Topics covered are meant to introduce the concept and applications of responsible mining in the Philippines.  It also aims to dispel unfounded accusations about large scale mining that have been perpetrated by the wittingly misinformed anti mining groups.  The FMD serves as a venue for the public to raise their concerns and/ or ask questions about mining and get the reliable answers straight from competent learned professionals.
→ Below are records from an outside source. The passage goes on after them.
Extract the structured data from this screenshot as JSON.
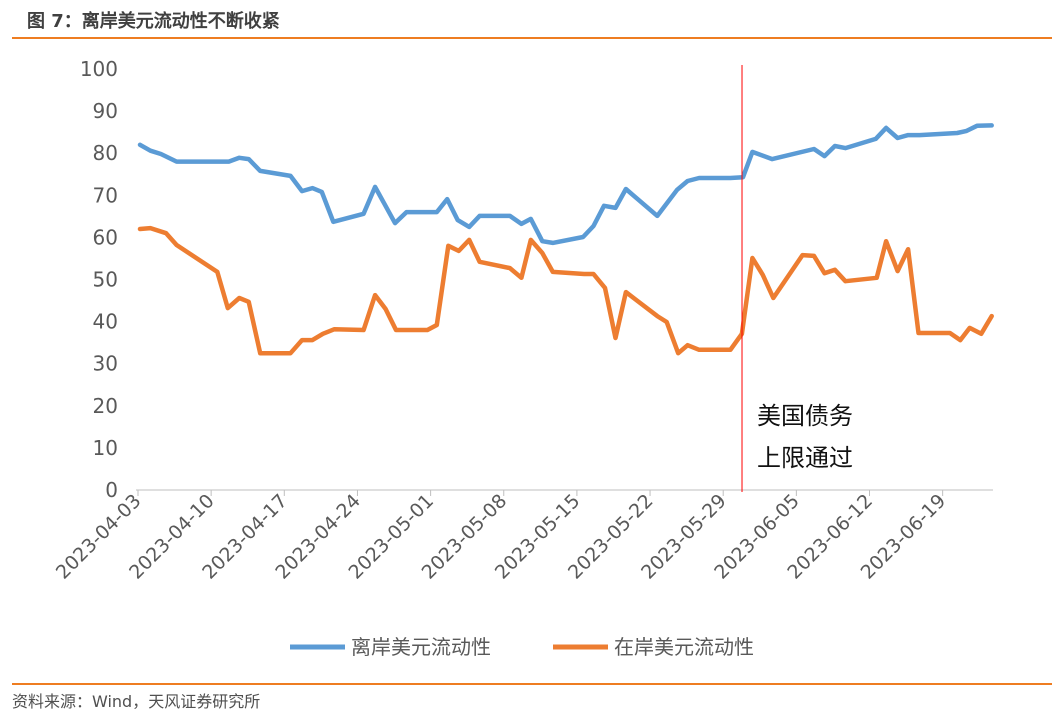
{
  "header": {
    "title": "图 7：离岸美元流动性不断收紧"
  },
  "footer": {
    "source": "资料来源：Wind，天风证券研究所"
  },
  "colors": {
    "offshore": "#5B9BD5",
    "onshore": "#ED7D31",
    "marker_line": "#FF0000",
    "rule": "#EE7D21"
  },
  "chart_data": {
    "type": "line",
    "title": "离岸美元流动性不断收紧",
    "x_unit": "days since 2023-04-03",
    "ylim": [
      0,
      100
    ],
    "yticks": [
      0,
      10,
      20,
      30,
      40,
      50,
      60,
      70,
      80,
      90,
      100
    ],
    "xticks": [
      {
        "day": 0,
        "label": "2023-04-03"
      },
      {
        "day": 7,
        "label": "2023-04-10"
      },
      {
        "day": 14,
        "label": "2023-04-17"
      },
      {
        "day": 21,
        "label": "2023-04-24"
      },
      {
        "day": 28,
        "label": "2023-05-01"
      },
      {
        "day": 35,
        "label": "2023-05-08"
      },
      {
        "day": 42,
        "label": "2023-05-15"
      },
      {
        "day": 49,
        "label": "2023-05-22"
      },
      {
        "day": 56,
        "label": "2023-05-29"
      },
      {
        "day": 63,
        "label": "2023-06-05"
      },
      {
        "day": 70,
        "label": "2023-06-12"
      },
      {
        "day": 77,
        "label": "2023-06-19"
      }
    ],
    "xlim": [
      0,
      82
    ],
    "legend_position": "bottom",
    "grid": false,
    "annotation": {
      "day": 57.8,
      "lines": [
        "美国债务",
        "上限通过"
      ]
    },
    "series": [
      {
        "name": "离岸美元流动性",
        "points": [
          [
            0,
            82.0
          ],
          [
            1,
            80.6
          ],
          [
            2,
            79.8
          ],
          [
            3.5,
            78.0
          ],
          [
            8.5,
            78.0
          ],
          [
            9.5,
            78.9
          ],
          [
            10.4,
            78.6
          ],
          [
            11.5,
            75.8
          ],
          [
            14.4,
            74.6
          ],
          [
            15.5,
            71.0
          ],
          [
            16.5,
            71.7
          ],
          [
            17.4,
            70.8
          ],
          [
            18.5,
            63.7
          ],
          [
            21.4,
            65.6
          ],
          [
            22.5,
            72.0
          ],
          [
            24.4,
            63.4
          ],
          [
            25.5,
            66.0
          ],
          [
            28.4,
            66.0
          ],
          [
            29.4,
            69.1
          ],
          [
            30.4,
            64.1
          ],
          [
            31.5,
            62.5
          ],
          [
            32.5,
            65.1
          ],
          [
            35.4,
            65.1
          ],
          [
            36.5,
            63.2
          ],
          [
            37.4,
            64.4
          ],
          [
            38.5,
            59.1
          ],
          [
            39.5,
            58.7
          ],
          [
            42.4,
            60.1
          ],
          [
            43.4,
            62.7
          ],
          [
            44.4,
            67.5
          ],
          [
            45.5,
            67.0
          ],
          [
            46.5,
            71.5
          ],
          [
            49.5,
            65.1
          ],
          [
            51.4,
            71.3
          ],
          [
            52.4,
            73.4
          ],
          [
            53.5,
            74.1
          ],
          [
            56.5,
            74.1
          ],
          [
            57.7,
            74.3
          ],
          [
            58.6,
            80.3
          ],
          [
            60.5,
            78.6
          ],
          [
            64.5,
            81.0
          ],
          [
            65.5,
            79.3
          ],
          [
            66.5,
            81.7
          ],
          [
            67.5,
            81.2
          ],
          [
            70.4,
            83.4
          ],
          [
            71.4,
            86.0
          ],
          [
            72.5,
            83.6
          ],
          [
            73.5,
            84.3
          ],
          [
            74.6,
            84.3
          ],
          [
            78.2,
            84.8
          ],
          [
            79.1,
            85.3
          ],
          [
            80.1,
            86.5
          ],
          [
            81.5,
            86.6
          ]
        ]
      },
      {
        "name": "在岸美元流动性",
        "points": [
          [
            0,
            62.0
          ],
          [
            1,
            62.2
          ],
          [
            2.5,
            61.0
          ],
          [
            3.5,
            58.2
          ],
          [
            7.4,
            51.8
          ],
          [
            8.4,
            43.2
          ],
          [
            9.5,
            45.6
          ],
          [
            10.4,
            44.7
          ],
          [
            11.5,
            32.5
          ],
          [
            14.4,
            32.5
          ],
          [
            15.5,
            35.6
          ],
          [
            16.5,
            35.6
          ],
          [
            17.5,
            37.1
          ],
          [
            18.6,
            38.2
          ],
          [
            21.4,
            38.0
          ],
          [
            22.5,
            46.3
          ],
          [
            23.5,
            43.0
          ],
          [
            24.5,
            38.0
          ],
          [
            27.5,
            38.0
          ],
          [
            28.4,
            39.2
          ],
          [
            29.5,
            58.0
          ],
          [
            30.5,
            56.8
          ],
          [
            31.5,
            59.4
          ],
          [
            32.5,
            54.2
          ],
          [
            35.4,
            52.7
          ],
          [
            36.5,
            50.4
          ],
          [
            37.4,
            59.4
          ],
          [
            38.5,
            56.3
          ],
          [
            39.5,
            51.8
          ],
          [
            42.5,
            51.3
          ],
          [
            43.4,
            51.3
          ],
          [
            44.5,
            48.0
          ],
          [
            45.5,
            36.1
          ],
          [
            46.5,
            47.0
          ],
          [
            49.5,
            41.3
          ],
          [
            50.4,
            39.9
          ],
          [
            51.5,
            32.5
          ],
          [
            52.4,
            34.4
          ],
          [
            53.5,
            33.3
          ],
          [
            56.5,
            33.3
          ],
          [
            57.6,
            37.1
          ],
          [
            58.6,
            55.1
          ],
          [
            59.6,
            51.1
          ],
          [
            60.6,
            45.6
          ],
          [
            63.4,
            55.8
          ],
          [
            64.5,
            55.6
          ],
          [
            65.5,
            51.5
          ],
          [
            66.5,
            52.3
          ],
          [
            67.5,
            49.6
          ],
          [
            70.5,
            50.4
          ],
          [
            71.4,
            59.1
          ],
          [
            72.5,
            52.0
          ],
          [
            73.5,
            57.2
          ],
          [
            74.5,
            37.3
          ],
          [
            77.5,
            37.3
          ],
          [
            78.5,
            35.6
          ],
          [
            79.4,
            38.5
          ],
          [
            80.5,
            37.1
          ],
          [
            81.5,
            41.3
          ]
        ]
      }
    ]
  }
}
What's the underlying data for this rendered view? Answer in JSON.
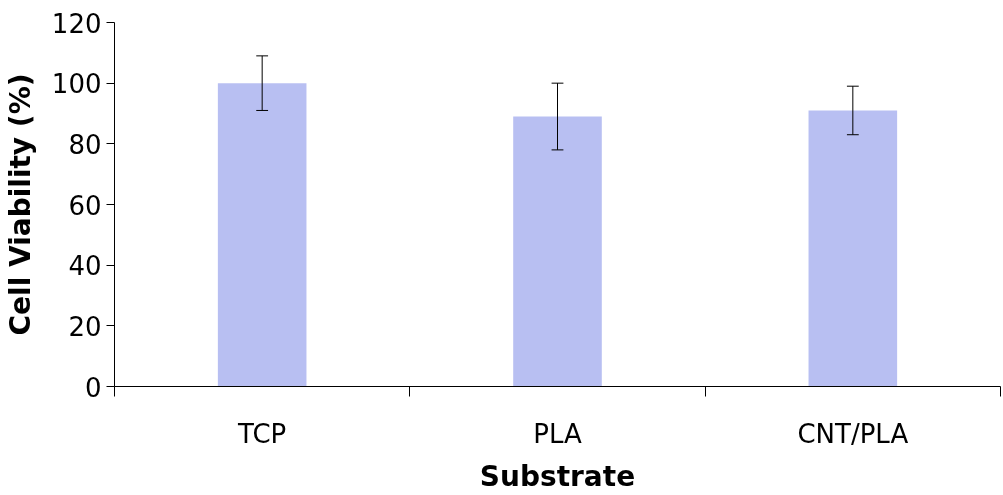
{
  "chart_data": {
    "type": "bar",
    "xlabel": "Substrate",
    "ylabel": "Cell Viability (%)",
    "categories": [
      "TCP",
      "PLA",
      "CNT/PLA"
    ],
    "values": [
      100,
      89,
      91
    ],
    "errors": [
      9,
      11,
      8
    ],
    "color": "#b8bff2",
    "ylim": [
      0,
      120
    ],
    "yticks": [
      0,
      20,
      40,
      60,
      80,
      100,
      120
    ],
    "grid": false
  }
}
Below is the list of topics and their respective resource persons:

Minerals and Industrial Development/ Minerals and Metals in our Daily Lives – Engr. Louie Sarmiento, Philippine Mine Safety and Environment Association President

Understanding the Geological Wealth of the Philippines – Engr. James Jun Hernando, District Geologist, TVIRD

The Philippine Mining Act of 1995 – Engr. Larry Heradez, Chief, Mining Tenements Division, MGB Central Office

Mining and Metallurgy – Engr. Ramil Mundo, Site Manager, Sibutad Project of Philex Gold Philippines

Mining Benefits – Engr. Rodolfo Velasco, Chief, Mining Environment and Safety Division, MGB Central Office

Environmental Management and Protection – Virna Baguio, Sr. Science Research Specialist, MGB Region IX

Two representatives from mining communities in Sibutad (President of the Parish Pastoral Council) and Siocon (member of the Subanon Tribe) gave first hand testimonials of the impact of mining operations in their lives, debunking common impressions that large scale minerals development is dirty, destructive and dangerous.  From what they have shared, they see the mining companies as genuine partners of their communities.